In the Greater Cincinnati area, title companies work in the background. Their work begins right after you have an accepted contract with title searches, helping to clear liens, and continues until after the closing. The actual closing takes a lot of prep work following the lenders and legal dictates. Think of a football team taking the ball from the 10-yard line and moving it across the goal line.
As part of your closing funds need to be electronically transferred to the title company. Closing costs often include down payments and money to cover additional fees and expenses. In short, it can be a chunk of change.
Title companies work diligently to avoid fraud but most of your communications with them are via email or phone. And we know a lot of emails are not secure. But until title companies invest tons of money into secured portals -we’re going to have to be extra careful to avoid wire fraud.
Mortgage wire fraud is a scam where a hacker poses as your Realtor® or Title Company agent and convinces you to divert your closing costs to a fraudulent account.
According to experts mortgage wire fraud relies on a hacking technique called phishing. In a phishing scam, a hacker uses fake emails, phone numbers, and/or websites to impersonate legitimate people
The title company works in the background with your Realtor® and lender. Any sensitive private information the title company requires should be communicated directly with them. Realtors® are aware of the problems with fraud and are super careful about not taking or transmitting personal information. So if your agent says to contact the title company directly- it’s the right thing to do.
Remember scammers who run mortgage wire frauds might use an email address or phone number that looks like the one your real estate agent or lender uses.
These emails and texts can look authentic and even contain personal information that only someone you know would have. Of course, the scammer phishes your personal information out of out an unsecured email inbox beforehand.
Scammers might also use a technique called “spoofing” to make emails look more legitimate. Spoofing occurs when a scammer uses special software to mimic your agent or lender’s phone number or email. When a scammer calls or emails you from a spoofed account, it can look exactly like you’re talking to someone you trust.
The goal of mortgage wire fraud is to get your closing costs into an account that the scammer owns.
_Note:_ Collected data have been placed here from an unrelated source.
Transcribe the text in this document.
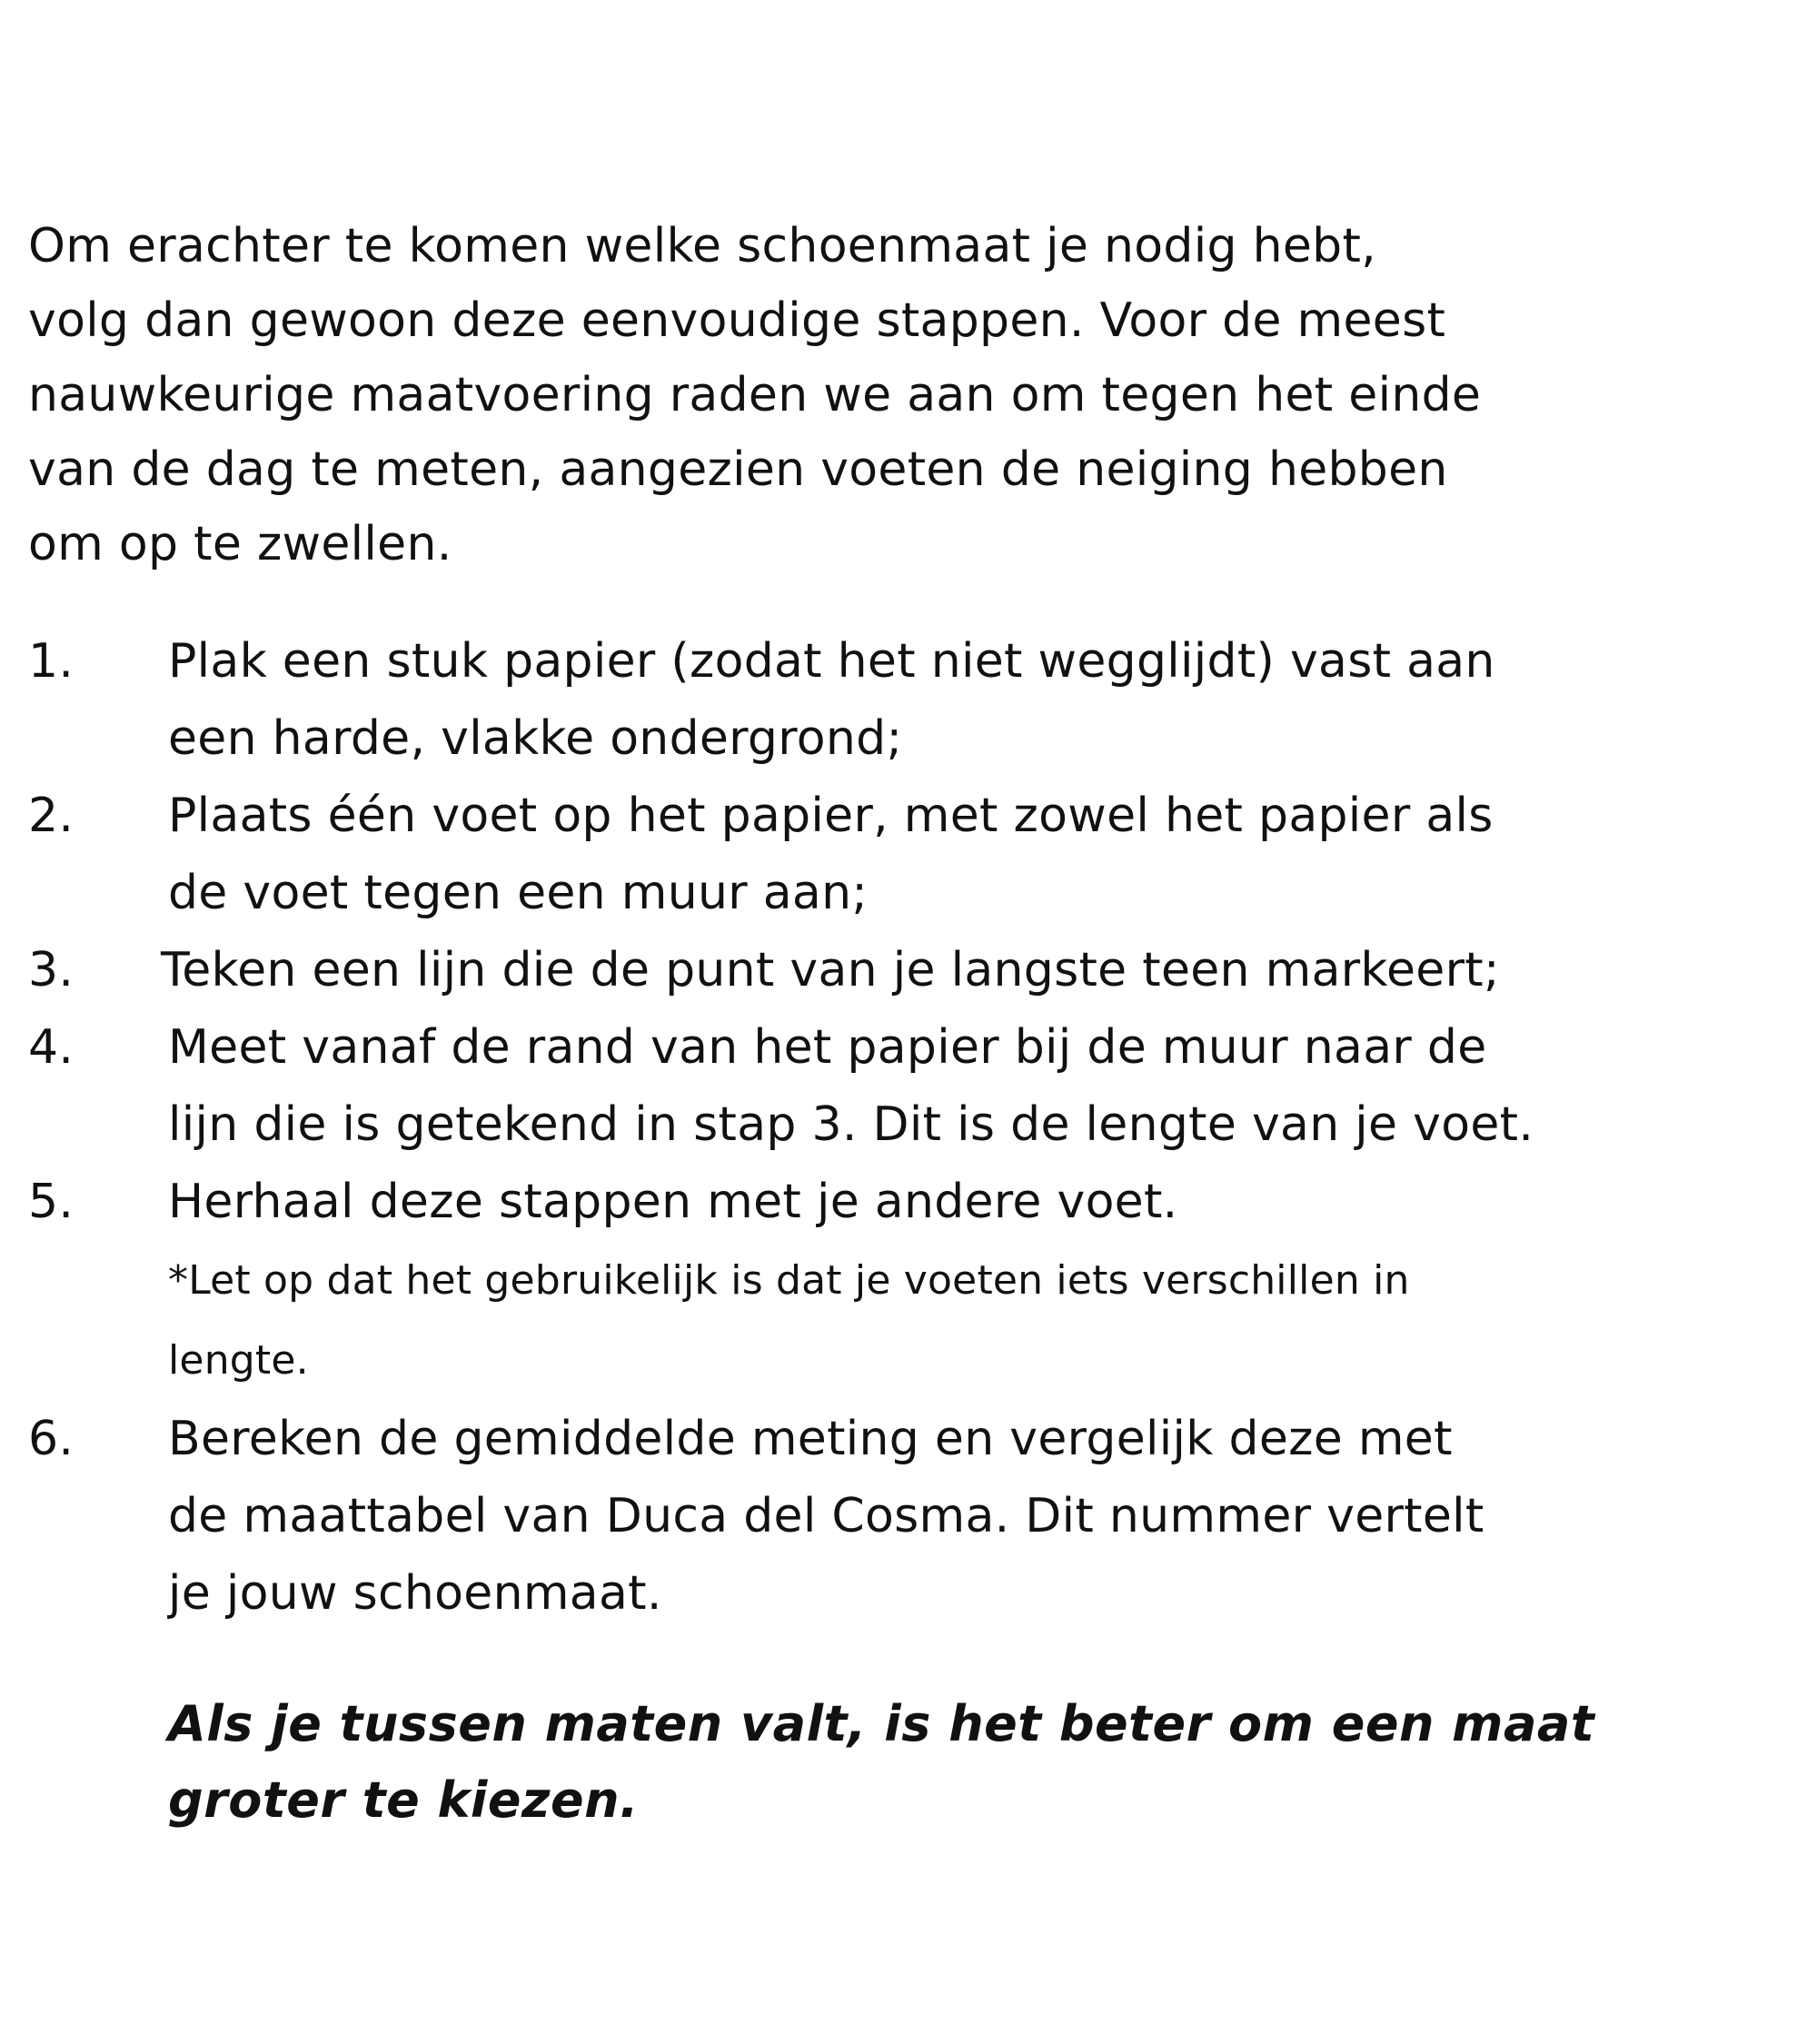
Om erachter te komen welke schoenmaat je nodig hebt,
volg dan gewoon deze eenvoudige stappen. Voor de meest
nauwkeurige maatvoering raden we aan om tegen het einde
van de dag te meten, aangezien voeten de neiging hebben
om op te zwellen.
1. Plak een stuk papier (zodat het niet wegglijdt) vast aan
een harde, vlakke ondergrond;
2. Plaats één voet op het papier, met zowel het papier als
de voet tegen een muur aan;
3. Teken een lijn die de punt van je langste teen markeert;
4. Meet vanaf de rand van het papier bij de muur naar de
lijn die is getekend in stap 3. Dit is de lengte van je voet.
5. Herhaal deze stappen met je andere voet.
*Let op dat het gebruikelijk is dat je voeten iets verschillen in
lengte.
6. Bereken de gemiddelde meting en vergelijk deze met
de maattabel van Duca del Cosma. Dit nummer vertelt
je jouw schoenmaat.
Als je tussen maten valt, is het beter om een maat
groter te kiezen.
Quite often the scammer tells you that there’s been a last-minute change in their banking procedures. They might also tell you that they sent the wrong address the first time.
The bottom line the wiring information provided by the scammer ensures your money goes straight into their pockets. Mortgage wire fraud can leave you thousands of dollars in debt and delay your closing.
Be aware of the following red flags to prevent mortgage wire fraud:
Understanding the closing process before your money is due can help you avoid scams. Speak with the title company agent directly via phone to discuss the details.
Be very hesitant to “discuss” the closing process via unsecured email. “Phishers” often use this information later to pose as someone from the lender or the title company.
You should have a couple of contact methods for everyone involved in your closing transaction. This includes the lender, real estate agent, and title agent. Write down each party’s name, phone number, email address, and any other form of contact information you have.
(Or use the Consumer Financial Protection Bureau’s Mortgage Closing Checklist to store this information)
Email is never a safe way to transmit your financial information. Stick with in-person meetings or phone conversations to share important information.
Double-check and follow up on any emails with wiring instructions. Contact the title agent via phone to confirm the account number and name. And remember the contact list you made- call the number on your list -not the number on the email.
Scammers love to cause confusion and panic. At the last minute, they may change wiring instructions or additional costs that need to have money wired. Be on the defensive and talk to the title company to confirm any changes.
Your Realtor® is also playing offense to keep the closing on schedule. In order to minimize having your personal information in too many places, many real estate agents direct you to contact the source directly. They watching the closing information along with you- but it’s hard to tell if you’re receiving the same information if a scammer is involved.